I've been reading Stephan Ward's excellent book on the history of journalism ethics. From page 118:
Everything stems from periodicity. The publication of a weekly or daily paper has to overcome economic, technical, and editorial problems. But, once established, the periodical then has to maintain a precarious contract of "trust" and presumed reliability with readers. Each week, newsbooks had to attract readers and assure them of their reliable news service and cogent opinion. They had to provide the sorts of information that readers demanded, in the style and tone expected. Commercial competition added to the pressure, prompting editors to characterize competitors as untrustworthy and devoid of editorial standards. Periodic news publishing "set up a continuing relationship... between reader, printer, and the originator of information" (from Smith, p 9). The publisher of the occasional broadside or pamphlet lacked a constant and close relationship with a recognizable readership. [My emphasis]

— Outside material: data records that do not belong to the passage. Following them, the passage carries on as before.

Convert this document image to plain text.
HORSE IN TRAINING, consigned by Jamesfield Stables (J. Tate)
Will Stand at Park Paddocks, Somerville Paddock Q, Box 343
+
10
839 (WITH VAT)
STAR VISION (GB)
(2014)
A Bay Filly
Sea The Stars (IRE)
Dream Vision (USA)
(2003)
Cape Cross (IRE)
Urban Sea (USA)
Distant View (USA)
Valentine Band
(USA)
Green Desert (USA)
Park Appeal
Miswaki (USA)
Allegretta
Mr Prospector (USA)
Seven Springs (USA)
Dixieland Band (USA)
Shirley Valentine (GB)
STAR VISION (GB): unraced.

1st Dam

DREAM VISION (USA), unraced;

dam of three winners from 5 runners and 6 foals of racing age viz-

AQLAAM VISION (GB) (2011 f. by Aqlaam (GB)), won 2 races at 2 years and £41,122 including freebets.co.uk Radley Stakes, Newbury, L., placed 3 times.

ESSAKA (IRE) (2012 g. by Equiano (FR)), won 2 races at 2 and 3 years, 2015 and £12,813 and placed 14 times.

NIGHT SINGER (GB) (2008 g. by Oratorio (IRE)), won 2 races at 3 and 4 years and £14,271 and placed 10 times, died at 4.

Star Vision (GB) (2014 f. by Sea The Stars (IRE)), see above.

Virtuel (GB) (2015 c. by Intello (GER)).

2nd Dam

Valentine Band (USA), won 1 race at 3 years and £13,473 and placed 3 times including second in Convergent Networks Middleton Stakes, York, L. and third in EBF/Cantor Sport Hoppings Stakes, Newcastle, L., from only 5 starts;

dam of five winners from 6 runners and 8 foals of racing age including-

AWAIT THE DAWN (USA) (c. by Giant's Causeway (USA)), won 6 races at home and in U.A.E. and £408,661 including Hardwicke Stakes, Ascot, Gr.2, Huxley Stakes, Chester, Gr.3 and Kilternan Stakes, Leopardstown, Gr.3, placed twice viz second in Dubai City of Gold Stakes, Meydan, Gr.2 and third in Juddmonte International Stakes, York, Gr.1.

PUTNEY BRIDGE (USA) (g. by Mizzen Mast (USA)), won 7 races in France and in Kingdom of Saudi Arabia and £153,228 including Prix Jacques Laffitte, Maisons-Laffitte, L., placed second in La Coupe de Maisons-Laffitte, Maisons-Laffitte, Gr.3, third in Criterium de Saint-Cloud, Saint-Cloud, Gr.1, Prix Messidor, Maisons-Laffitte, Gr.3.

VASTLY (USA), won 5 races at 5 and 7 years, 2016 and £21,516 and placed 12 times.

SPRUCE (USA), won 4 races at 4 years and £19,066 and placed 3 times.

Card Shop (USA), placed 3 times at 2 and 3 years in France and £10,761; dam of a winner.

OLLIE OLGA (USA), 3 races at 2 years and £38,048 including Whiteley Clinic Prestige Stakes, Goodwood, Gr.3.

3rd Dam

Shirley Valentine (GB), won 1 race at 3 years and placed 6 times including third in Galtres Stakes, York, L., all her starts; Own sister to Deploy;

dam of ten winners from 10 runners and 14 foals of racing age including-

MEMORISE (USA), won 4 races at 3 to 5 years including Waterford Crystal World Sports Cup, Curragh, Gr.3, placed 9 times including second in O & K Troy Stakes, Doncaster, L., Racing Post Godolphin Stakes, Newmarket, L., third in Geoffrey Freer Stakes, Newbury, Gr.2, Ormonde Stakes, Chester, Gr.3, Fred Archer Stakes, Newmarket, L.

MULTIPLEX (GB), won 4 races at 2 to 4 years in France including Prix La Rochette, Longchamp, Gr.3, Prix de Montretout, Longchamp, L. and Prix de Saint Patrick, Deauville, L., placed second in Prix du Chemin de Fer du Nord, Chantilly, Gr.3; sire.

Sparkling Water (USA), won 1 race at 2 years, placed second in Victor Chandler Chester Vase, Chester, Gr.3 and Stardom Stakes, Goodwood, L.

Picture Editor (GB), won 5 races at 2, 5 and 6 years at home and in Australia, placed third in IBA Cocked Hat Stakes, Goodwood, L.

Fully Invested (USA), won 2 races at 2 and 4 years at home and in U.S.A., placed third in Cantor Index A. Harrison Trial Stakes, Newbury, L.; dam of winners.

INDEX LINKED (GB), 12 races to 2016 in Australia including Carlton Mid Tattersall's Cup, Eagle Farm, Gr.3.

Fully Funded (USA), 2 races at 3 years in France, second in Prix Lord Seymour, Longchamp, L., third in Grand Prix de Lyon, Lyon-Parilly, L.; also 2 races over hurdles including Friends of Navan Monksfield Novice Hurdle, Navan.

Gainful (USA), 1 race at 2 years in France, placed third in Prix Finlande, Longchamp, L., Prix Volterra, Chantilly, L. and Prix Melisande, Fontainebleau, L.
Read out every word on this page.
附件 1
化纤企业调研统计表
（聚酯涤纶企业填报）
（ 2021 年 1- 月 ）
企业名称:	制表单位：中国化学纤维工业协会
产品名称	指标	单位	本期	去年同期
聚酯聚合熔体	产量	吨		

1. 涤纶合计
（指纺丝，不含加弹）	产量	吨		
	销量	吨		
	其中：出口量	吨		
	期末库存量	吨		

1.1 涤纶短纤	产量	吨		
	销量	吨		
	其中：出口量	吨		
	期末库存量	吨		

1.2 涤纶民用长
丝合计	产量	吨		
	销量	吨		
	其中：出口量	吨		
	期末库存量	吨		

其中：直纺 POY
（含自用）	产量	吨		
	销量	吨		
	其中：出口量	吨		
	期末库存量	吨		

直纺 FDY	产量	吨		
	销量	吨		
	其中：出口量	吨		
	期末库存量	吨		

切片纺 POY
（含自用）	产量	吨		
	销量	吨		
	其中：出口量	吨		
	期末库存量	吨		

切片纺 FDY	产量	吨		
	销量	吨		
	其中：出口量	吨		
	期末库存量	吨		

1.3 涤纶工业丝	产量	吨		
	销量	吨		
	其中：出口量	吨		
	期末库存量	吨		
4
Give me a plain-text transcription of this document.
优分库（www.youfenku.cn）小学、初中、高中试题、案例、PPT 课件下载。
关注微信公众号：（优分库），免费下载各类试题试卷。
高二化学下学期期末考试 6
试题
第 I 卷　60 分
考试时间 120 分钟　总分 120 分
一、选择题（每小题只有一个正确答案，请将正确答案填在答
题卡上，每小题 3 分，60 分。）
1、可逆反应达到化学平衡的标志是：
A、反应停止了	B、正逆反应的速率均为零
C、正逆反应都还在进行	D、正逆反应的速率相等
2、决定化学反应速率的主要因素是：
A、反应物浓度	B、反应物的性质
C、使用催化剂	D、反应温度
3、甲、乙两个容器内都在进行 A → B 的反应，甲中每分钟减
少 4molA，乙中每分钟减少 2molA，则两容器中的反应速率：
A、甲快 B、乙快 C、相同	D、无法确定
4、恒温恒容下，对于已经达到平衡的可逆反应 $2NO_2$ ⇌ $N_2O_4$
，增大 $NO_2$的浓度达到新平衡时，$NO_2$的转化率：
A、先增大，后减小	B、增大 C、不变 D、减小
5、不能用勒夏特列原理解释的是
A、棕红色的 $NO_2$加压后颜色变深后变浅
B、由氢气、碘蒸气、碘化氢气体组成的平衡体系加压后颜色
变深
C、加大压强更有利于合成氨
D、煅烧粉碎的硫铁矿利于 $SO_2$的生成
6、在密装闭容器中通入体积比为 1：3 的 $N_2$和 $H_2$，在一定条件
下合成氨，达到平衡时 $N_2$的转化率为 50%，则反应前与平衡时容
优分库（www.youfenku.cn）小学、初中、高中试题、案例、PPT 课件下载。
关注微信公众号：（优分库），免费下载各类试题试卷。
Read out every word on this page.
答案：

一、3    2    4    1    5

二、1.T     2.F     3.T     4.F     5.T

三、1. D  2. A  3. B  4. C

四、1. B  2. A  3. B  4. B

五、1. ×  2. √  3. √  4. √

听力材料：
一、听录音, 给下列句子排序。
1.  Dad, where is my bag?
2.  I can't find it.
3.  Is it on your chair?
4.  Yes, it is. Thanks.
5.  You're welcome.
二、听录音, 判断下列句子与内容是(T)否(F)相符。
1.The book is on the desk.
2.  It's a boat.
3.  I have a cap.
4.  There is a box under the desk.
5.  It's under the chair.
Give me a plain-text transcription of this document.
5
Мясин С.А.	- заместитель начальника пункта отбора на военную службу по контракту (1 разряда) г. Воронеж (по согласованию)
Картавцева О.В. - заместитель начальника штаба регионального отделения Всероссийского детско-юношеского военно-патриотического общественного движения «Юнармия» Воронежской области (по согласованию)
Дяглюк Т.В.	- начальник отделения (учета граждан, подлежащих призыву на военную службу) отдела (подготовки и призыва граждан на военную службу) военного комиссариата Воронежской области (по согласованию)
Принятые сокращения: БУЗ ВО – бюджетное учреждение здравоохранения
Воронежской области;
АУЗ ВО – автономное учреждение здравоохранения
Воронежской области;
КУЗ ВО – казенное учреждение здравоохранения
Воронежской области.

This resonates with what I've been saying here about aggregates: it is only through periodically-updated media 'properties' that media establish direct relationships with audiences; properties define, and are partly defined by, the consumption communities that make up their audiences. These relationships are formed through habits, which are in turn based on socially-shared practices.
Properties are 'aggregates' in two senses: they are destinations that always offer their visitors a selection of unexpected, surprising content; and they also aggregate in time, giving the recurrent practice a coherence that reflects the curator's voice, over time building a more or less coherent ongoing narrative about the world. It is not that a brand alone can define a personality; it is this voice and this narrative that define a media brand.
What is currently shaking media radically is the sudden ease with which anyone can set up a media destination (in the sense above), and not just the ease in publishing and consuming 'content', or in finding the content one 'wants'. Without destinations content would go unknown, undesired, unlooked-for, and hence not found.